I’m convinced that Victorians (i.e. people who lived through the Victorian era) must have been bloated and constipated on a regular basis. Not because of the skin-tight breeches or the “breathe-and-you-die” corsets. Do you have any idea how many rules of etiquette they had to follow? Here are just some of them, as per

Do not allow yourself to lose temper or to speak excitedly.

Do not always commence a conversation by allusion to the weather.

Do not, when narrating an incident, continually say “you see,” “you know,” etc.

Do not talk very loud. A firm, clear, distinct, yet mild, gentle musical voice has great power.

Do not contradict. In making correction say, “I beg your pardon, but I had an impression that it was so and so.”

Do not use profanity, vulgar terms, slang phrases, words of double meaning, or language that will bring the blush to any person.

One thing is clear: Overt displays of emotion, or telling people how you really feel was generally considered a faux pas.

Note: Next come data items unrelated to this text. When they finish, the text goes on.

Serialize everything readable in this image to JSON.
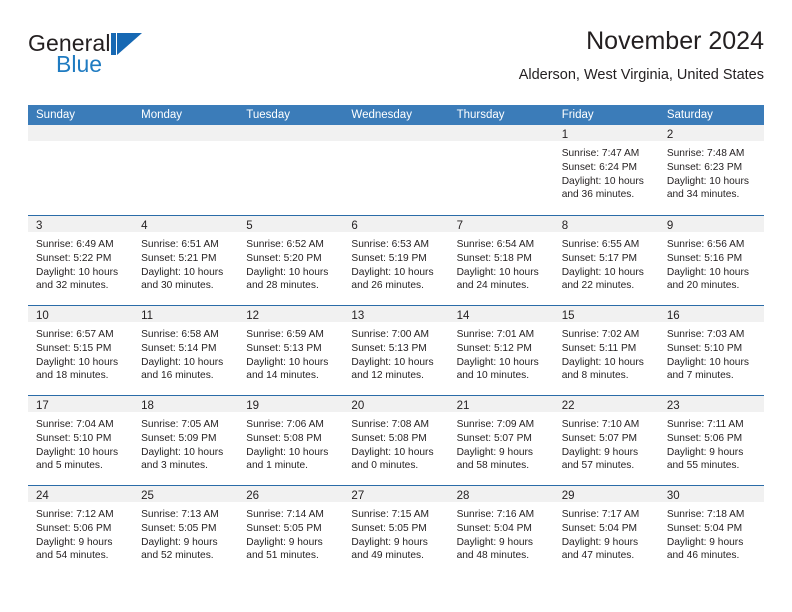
{
  "brand": {
    "name_part1": "General",
    "name_part2": "Blue",
    "accent_color": "#1668b3"
  },
  "header": {
    "title": "November 2024",
    "subtitle": "Alderson, West Virginia, United States"
  },
  "theme": {
    "header_blue": "#3b7cb9",
    "row_divider_blue": "#2b6ca8",
    "day_band_gray": "#f1f1f1",
    "text_color": "#231f20"
  },
  "calendar": {
    "weekday_headers": [
      "Sunday",
      "Monday",
      "Tuesday",
      "Wednesday",
      "Thursday",
      "Friday",
      "Saturday"
    ],
    "weeks": [
      [
        {
          "day": "",
          "lines": []
        },
        {
          "day": "",
          "lines": []
        },
        {
          "day": "",
          "lines": []
        },
        {
          "day": "",
          "lines": []
        },
        {
          "day": "",
          "lines": []
        },
        {
          "day": "1",
          "lines": [
            "Sunrise: 7:47 AM",
            "Sunset: 6:24 PM",
            "Daylight: 10 hours",
            "and 36 minutes."
          ]
        },
        {
          "day": "2",
          "lines": [
            "Sunrise: 7:48 AM",
            "Sunset: 6:23 PM",
            "Daylight: 10 hours",
            "and 34 minutes."
          ]
        }
      ],
      [
        {
          "day": "3",
          "lines": [
            "Sunrise: 6:49 AM",
            "Sunset: 5:22 PM",
            "Daylight: 10 hours",
            "and 32 minutes."
          ]
        },
        {
          "day": "4",
          "lines": [
            "Sunrise: 6:51 AM",
            "Sunset: 5:21 PM",
            "Daylight: 10 hours",
            "and 30 minutes."
          ]
        },
        {
          "day": "5",
          "lines": [
            "Sunrise: 6:52 AM",
            "Sunset: 5:20 PM",
            "Daylight: 10 hours",
            "and 28 minutes."
          ]
        },
        {
          "day": "6",
          "lines": [
            "Sunrise: 6:53 AM",
            "Sunset: 5:19 PM",
            "Daylight: 10 hours",
            "and 26 minutes."
          ]
        },
        {
          "day": "7",
          "lines": [
            "Sunrise: 6:54 AM",
            "Sunset: 5:18 PM",
            "Daylight: 10 hours",
            "and 24 minutes."
          ]
        },
        {
          "day": "8",
          "lines": [
            "Sunrise: 6:55 AM",
            "Sunset: 5:17 PM",
            "Daylight: 10 hours",
            "and 22 minutes."
          ]
        },
        {
          "day": "9",
          "lines": [
            "Sunrise: 6:56 AM",
            "Sunset: 5:16 PM",
            "Daylight: 10 hours",
            "and 20 minutes."
          ]
        }
      ],
      [
        {
          "day": "10",
          "lines": [
            "Sunrise: 6:57 AM",
            "Sunset: 5:15 PM",
            "Daylight: 10 hours",
            "and 18 minutes."
          ]
        },
        {
          "day": "11",
          "lines": [
            "Sunrise: 6:58 AM",
            "Sunset: 5:14 PM",
            "Daylight: 10 hours",
            "and 16 minutes."
          ]
        },
        {
          "day": "12",
          "lines": [
            "Sunrise: 6:59 AM",
            "Sunset: 5:13 PM",
            "Daylight: 10 hours",
            "and 14 minutes."
          ]
        },
        {
          "day": "13",
          "lines": [
            "Sunrise: 7:00 AM",
            "Sunset: 5:13 PM",
            "Daylight: 10 hours",
            "and 12 minutes."
          ]
        },
        {
          "day": "14",
          "lines": [
            "Sunrise: 7:01 AM",
            "Sunset: 5:12 PM",
            "Daylight: 10 hours",
            "and 10 minutes."
          ]
        },
        {
          "day": "15",
          "lines": [
            "Sunrise: 7:02 AM",
            "Sunset: 5:11 PM",
            "Daylight: 10 hours",
            "and 8 minutes."
          ]
        },
        {
          "day": "16",
          "lines": [
            "Sunrise: 7:03 AM",
            "Sunset: 5:10 PM",
            "Daylight: 10 hours",
            "and 7 minutes."
          ]
        }
      ],
      [
        {
          "day": "17",
          "lines": [
            "Sunrise: 7:04 AM",
            "Sunset: 5:10 PM",
            "Daylight: 10 hours",
            "and 5 minutes."
          ]
        },
        {
          "day": "18",
          "lines": [
            "Sunrise: 7:05 AM",
            "Sunset: 5:09 PM",
            "Daylight: 10 hours",
            "and 3 minutes."
          ]
        },
        {
          "day": "19",
          "lines": [
            "Sunrise: 7:06 AM",
            "Sunset: 5:08 PM",
            "Daylight: 10 hours",
            "and 1 minute."
          ]
        },
        {
          "day": "20",
          "lines": [
            "Sunrise: 7:08 AM",
            "Sunset: 5:08 PM",
            "Daylight: 10 hours",
            "and 0 minutes."
          ]
        },
        {
          "day": "21",
          "lines": [
            "Sunrise: 7:09 AM",
            "Sunset: 5:07 PM",
            "Daylight: 9 hours",
            "and 58 minutes."
          ]
        },
        {
          "day": "22",
          "lines": [
            "Sunrise: 7:10 AM",
            "Sunset: 5:07 PM",
            "Daylight: 9 hours",
            "and 57 minutes."
          ]
        },
        {
          "day": "23",
          "lines": [
            "Sunrise: 7:11 AM",
            "Sunset: 5:06 PM",
            "Daylight: 9 hours",
            "and 55 minutes."
          ]
        }
      ],
      [
        {
          "day": "24",
          "lines": [
            "Sunrise: 7:12 AM",
            "Sunset: 5:06 PM",
            "Daylight: 9 hours",
            "and 54 minutes."
          ]
        },
        {
          "day": "25",
          "lines": [
            "Sunrise: 7:13 AM",
            "Sunset: 5:05 PM",
            "Daylight: 9 hours",
            "and 52 minutes."
          ]
        },
        {
          "day": "26",
          "lines": [
            "Sunrise: 7:14 AM",
            "Sunset: 5:05 PM",
            "Daylight: 9 hours",
            "and 51 minutes."
          ]
        },
        {
          "day": "27",
          "lines": [
            "Sunrise: 7:15 AM",
            "Sunset: 5:05 PM",
            "Daylight: 9 hours",
            "and 49 minutes."
          ]
        },
        {
          "day": "28",
          "lines": [
            "Sunrise: 7:16 AM",
            "Sunset: 5:04 PM",
            "Daylight: 9 hours",
            "and 48 minutes."
          ]
        },
        {
          "day": "29",
          "lines": [
            "Sunrise: 7:17 AM",
            "Sunset: 5:04 PM",
            "Daylight: 9 hours",
            "and 47 minutes."
          ]
        },
        {
          "day": "30",
          "lines": [
            "Sunrise: 7:18 AM",
            "Sunset: 5:04 PM",
            "Daylight: 9 hours",
            "and 46 minutes."
          ]
        }
      ]
    ]
  }
}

I think some degree of censorship is necessary in conversation (because really, we don’t need every detail of how so-and-so passed his kidney stone) but bottling up our emotions or treating them like the plague is pushing censorship too far. And based on statistics from our Emotional Intelligence Test, people still have unhealthy beliefs about emotional expression. For example:

  • 32% of men and women purposely postpone or avoid discussing touchy topics (like bringing up an issue that could cause an argument). 54% of men and 35% of women will do whatever they can to stop themselves from crying.
  • When feeling negative emotions like anger or sadness, 32% of men and 24% of women will try to ignore their feelings as much as possible. Another 42% of men and 36% of women do not have a healthy outlet to express their emotions (e.g. venting to a friend, writing in a journal, working out at the gym, etc.).
  • If they have an uneasy feeling about a situation or a person (what we like to call a “gut feeling” or “intuition”), 31% of men and 24% of women will IGNORE IT! Along the same vein, 63% of men and 54% of women believe that emotions have no place in the decision-making process.
  • 30% of men and 28% of women are not comfortable with the sense of vulnerability that comes with telling a person how they feel; they don’t want to put their heart on the line (or on their sleeve, as it were).
  • 34% of men and 28% of women feel uncomfortable around overtly emotional people.
  • Rather than milking their emotions for information, 55% of men and 60% of women don’t question why they are feeling angry, sad, or worried.
  • 25% of men and 32% of women fail to recognize that they are in control of their feelings. Remember, no one can make you feel angry, sad, or worthless – you choose to respond in that manner.

I can sympathize with the desire to keep negative, destructive, or potentially embarrassing feelings locked up. I can explain in detail how emotional restraint wreaks havoc on a physiological and psychological level…

…but then I’d be a hypocrite.

My overdeveloped superego, if humanized, would take on the form of a Victorian governess who always makes me think twice before I express any emotion:

“Really? You’re going to cry? Here?! (*looks around frantically*) In front of all these people?!”


“Do you really need to tell him that what he did upset you? I mean, why risk a fight or, worse yet, rejection, by asserting yourself and expressing your anger? (*Clutches her hand to her heart*) Why must you be sooo vulgar? Fetch me my smelling salts dear, I feel faint.”

To be honest, I’m really tired of my ridiculous need for self-restraint. I want to tell people when I’m angry. I want parents to tell their sons that it’s OK to cry, or to show any other emotion aside from anger. I want men and women to stop feeling ashamed when they’re told that they are sensitive (or, God forbid, “hormonal”). Why hate something that is naturally a part of you and makes you indelibly human? It’s like saying you hate your hair because it curls a certain way, your finger because it’s stubby, or your eyes because they’re not blue.

Most importantly, I want “feelings” to stop being such an ugly, cheap, and uncomfortable word.